The accusations are too serious and the legal issues too important not to appeal.
But whatever the outcome of the legal process—and, indeed, without waiting for its results—Ottawa needs to launch a public inquiry into what went so horribly wrong in this case. To make sure it doesn’t happen again.
The allegations against MacIntosh date back to Port Hawkesbury in the 1970s but the complainants—some as young as 10 at the time of the incidents—understandably didn’t come forward until the mid-1990s.
The RCMP formally began investigating in January 1995, five months after MacIntosh left Nova Scotia for a job in India. It’s not clear whether his departure was related to those accusations then-bubbling in the community.
In December 1995, the RCMP filed the first charges against MacIntosh.
Even though they knew he was in India, it took the Mounties a year and a half to alert Canada Customs to watch for him, and Passport Canada another year to notify MacIntosh it intended to revoke his passport, which would have made it difficult for him to work and live in India.
But a federal court judge then “temporarily” overturned Passport Canada’s decision, in part because no one but MacIntosh presented evidence at his hearing.

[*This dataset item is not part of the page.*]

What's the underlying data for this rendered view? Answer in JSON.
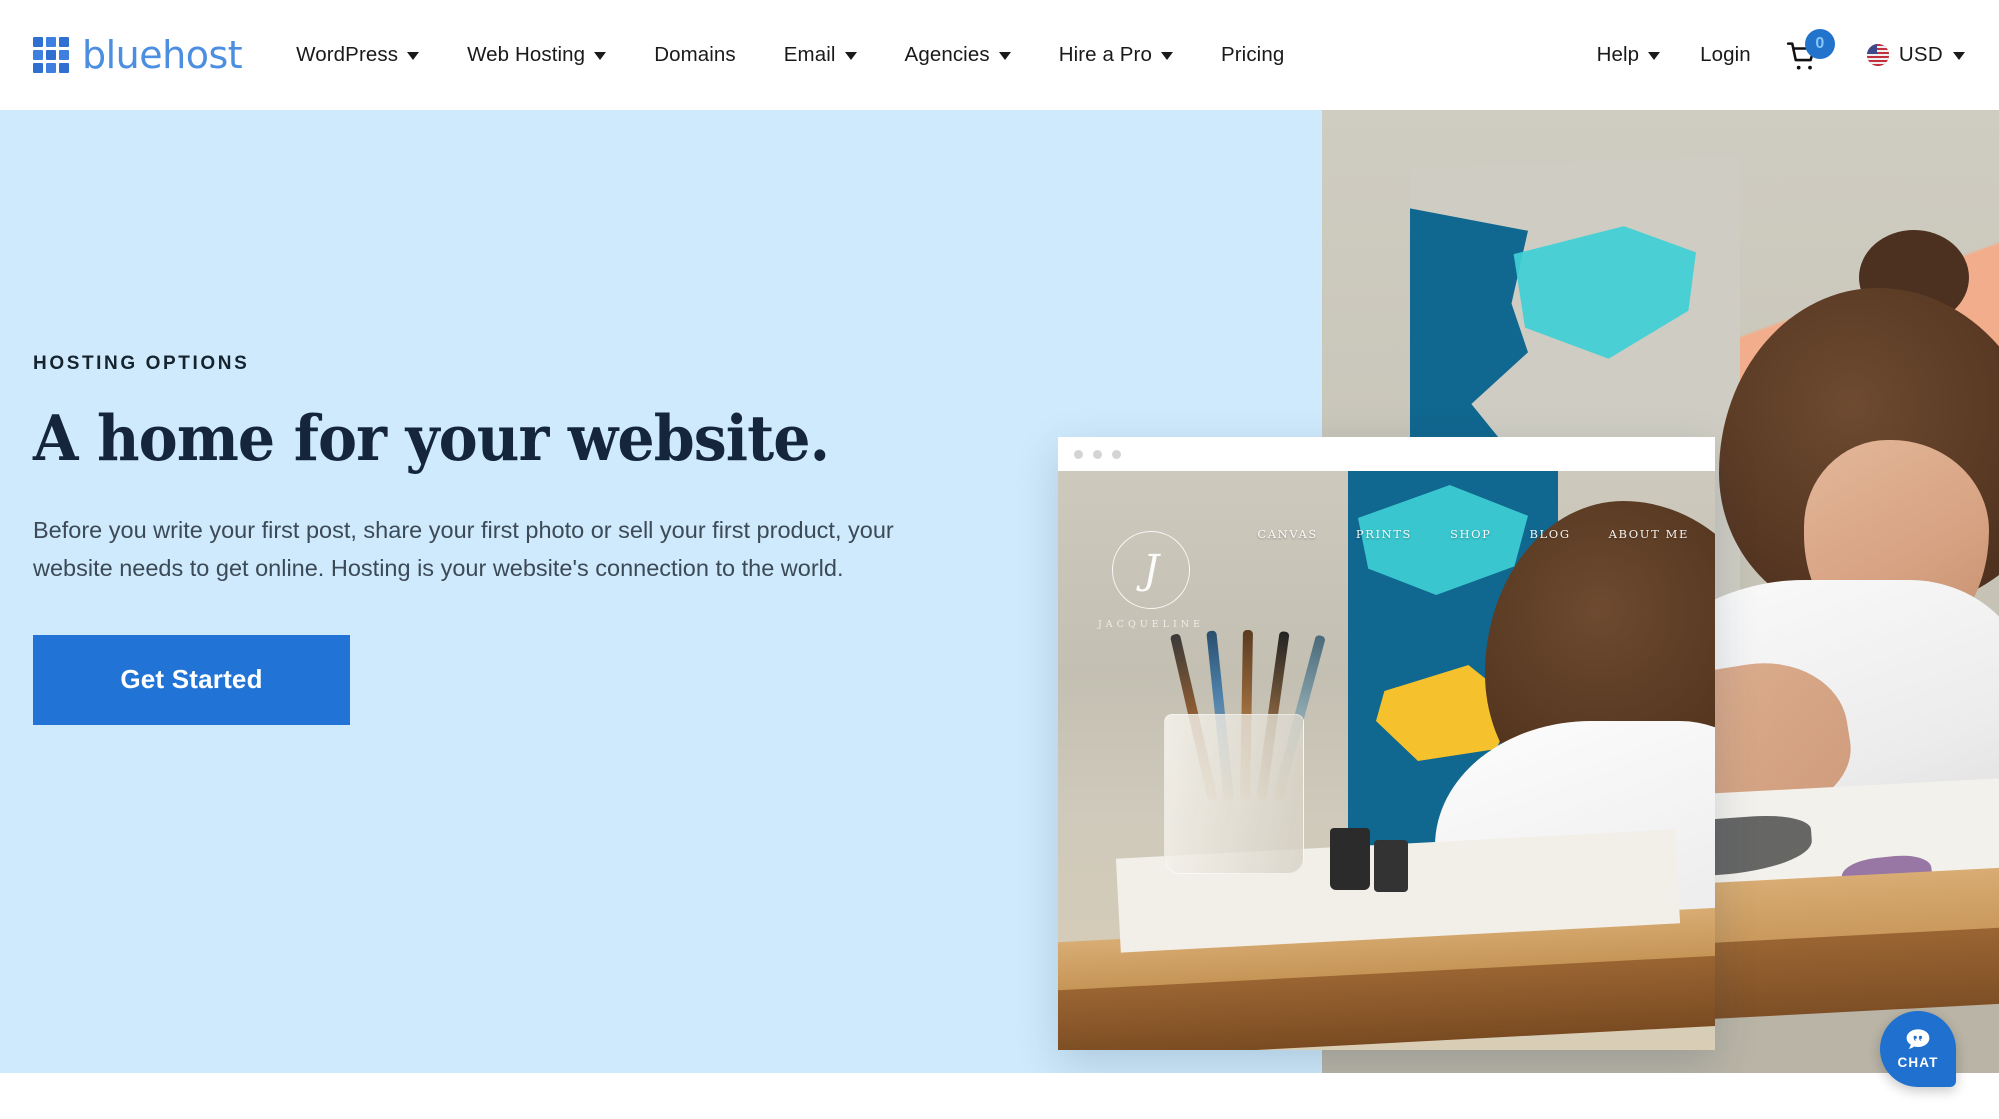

Where was the RCMP? And why didn’t Ottawa follow up on what was supposed to be just a temporary court order?
In April 1998, Nova Scotia’s Director of Public Prosecutions asked Ottawa to ask India to send MacIntosh back to Canada for trial.
At that point, the case disappeared into yet another diplomatic and bureaucratic black hole. It took Ottawa more than five years to prepare its extradition request and another three to deliver the request the 11,000 km from Ottawa to New Delhi. Why?
While all of this was not going on, there are reports MacIntosh got his passport renewed three times and traveled on at least two occasions between India and Montreal.